With which borders – whose borders – should conservationists comply? This depends to some extent on whether one values the animal in its own right or only the animal in Britain (or the US, or Australia, or Papua New Guinea). But even if we see value only in an English skylark, and not in a French one, we’re still faced with the reality that air, water and climate (and foreign and trade policy, come to that) are no respecters of passport control. In this context, borders can be an obstacle, to be bashed through only with difficulty – as with the EU’s Water Framework Directive, which acknowledges that “rivers do not stop at national frontiers” – or a shield, deployed in defence against a botched one-size-fits-all measure such as the Common Agricultural Policy, the failure of which with regard to the environment fostered a quiet pro-Brexit sentiment among many conservationists.

This latter position aligns with the views of the novelist and eco-Brexiteer Paul Kings­north, suspicious of Brussels and, he told the New Statesman in 2016, “instinctively in favour of small groups of people running their own affairs” (he was dubbed “the literary wing of UKIP” by the academic John Gallagher). Perhaps the key question here is what we consider “our own affairs”; whether what I do upriver is any business of the people downriver. Kingsnorth characterizes national identity in terms of opposition, even antagonism. “[Scotland and Wales] are small countries that were attached to a bigger country”, he said in the same New Statesman interview. “They define themselves against that. So what does the bigger country, England, define itself against?” His novel The Wake (TLS, June 27, 2014) is narrated in a faux Anglo-Saxon “shadow language” by Buccmaster, a freeman of Lincolnshire who rails against the Norman yoke and condemns a king – William I – “who spac not efen our tunge and ate not our foda”. Buccmaster is a creature of English earth: “i was grown from this ground the ground they has tacan my ground from me all that i is they tacs all”.

Soil again – soil, the last resort. Soil is what will remain after everything falls apart. That, at least, seems to be the hope. “Nature hasn’t noticed it’s in crisis”, Kingsnorth says. “If we crash the whole system, it will recover in a few million years and start doing its thing again.” There’s none of the rather madcap ecological can-doism of, say, George Monbiot’s Feral here – no visions of elephants trampling English downland or self-starting young woodland springing up on Scottish moors. There’s no hope, it seems, of rescuing Britain, whatever “Britain” means.

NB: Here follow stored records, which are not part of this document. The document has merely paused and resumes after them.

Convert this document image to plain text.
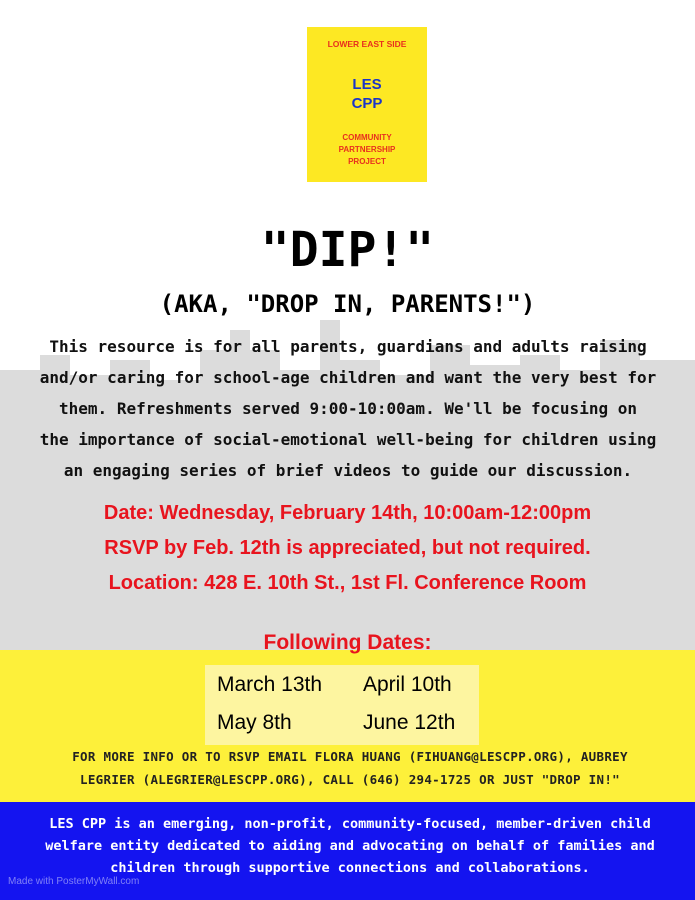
LOWER EAST SIDE
LES
CPP
COMMUNITY
PARTNERSHIP
PROJECT
"DIP!"
(AKA, "DROP IN, PARENTS!")
This resource is for all parents, guardians and adults raising
and/or caring for school-age children and want the very best for
them. Refreshments served 9:00-10:00am. We'll be focusing on
the importance of social-emotional well-being for children using
an engaging series of brief videos to guide our discussion.
Date: Wednesday, February 14th, 10:00am-12:00pm
RSVP by Feb. 12th is appreciated, but not required.
Location: 428 E. 10th St., 1st Fl. Conference Room
Following Dates:
March 13th April 10th
May 8th	June 12th
FOR MORE INFO OR TO RSVP EMAIL FLORA HUANG (FIHUANG@LESCPP.ORG), AUBREY
LEGRIER (ALEGRIER@LESCPP.ORG), CALL (646) 294-1725 OR JUST "DROP IN!"
LES CPP is an emerging, non-profit, community-focused, member-driven child
welfare entity dedicated to aiding and advocating on behalf of families and
children through supportive connections and collaborations.
Made with PosterMyWall.com
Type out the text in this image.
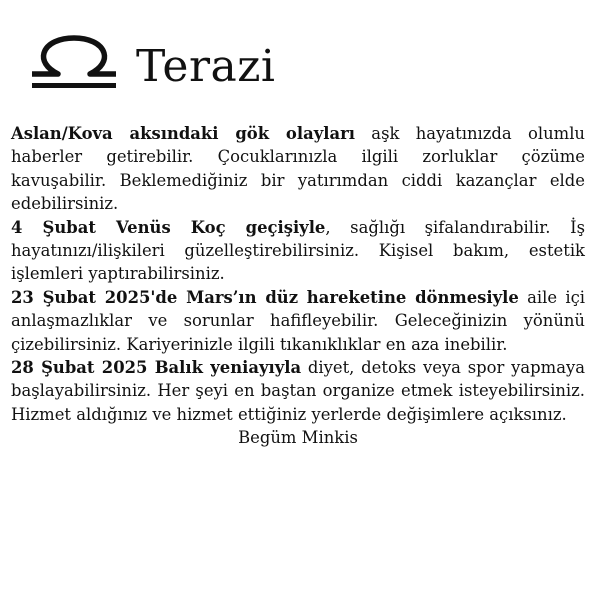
Terazi

Aslan/Kova aksındaki gök olayları aşk hayatınızda olumlu haberler getirebilir. Çocuklarınızla ilgili zorluklar çözüme kavuşabilir. Beklemediğiniz bir yatırımdan ciddi kazançlar elde edebilirsiniz.

4 Şubat Venüs Koç geçişiyle, sağlığı şifalandırabilir. İş hayatınızı/ilişkileri güzelleştirebilirsiniz. Kişisel bakım, estetik işlemleri yaptırabilirsiniz.

23 Şubat 2025'de Mars’ın düz hareketine dönmesiyle aile içi anlaşmazlıklar ve sorunlar hafifleyebilir. Geleceğinizin yönünü çizebilirsiniz. Kariyerinizle ilgili tıkanıklıklar en aza inebilir.

28 Şubat 2025 Balık yeniayıyla diyet, detoks veya spor yapmaya başlayabilirsiniz. Her şeyi en baştan organize etmek isteyebilirsiniz. Hizmet aldığınız ve hizmet ettiğiniz yerlerde değişimlere açıksınız.

Begüm Minkis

“There is almost an inverse proportion, in the twentieth century”, Raymond Williams wrote in 1975, “between the relative importance of the working rural economy and the cultural importance of rural ideas.” We never longed for the land until we moved to the city; we never knew what we had until it was gone. Now our ideas about our country’s nature are channelled through throwback mythology and camphor-reeking nostalgia. We fuss over the curation of a countryside we recognize from our childhoods (or our grandparents’ childhoods) – or maybe we let the lot burn, until only English soil remains. The danger is that we may be left without a vision of a living British landscape – a landscape embedded (politics notwithstanding) in the resilient ecology of Eurasia, capable of change, and growth; of becoming new.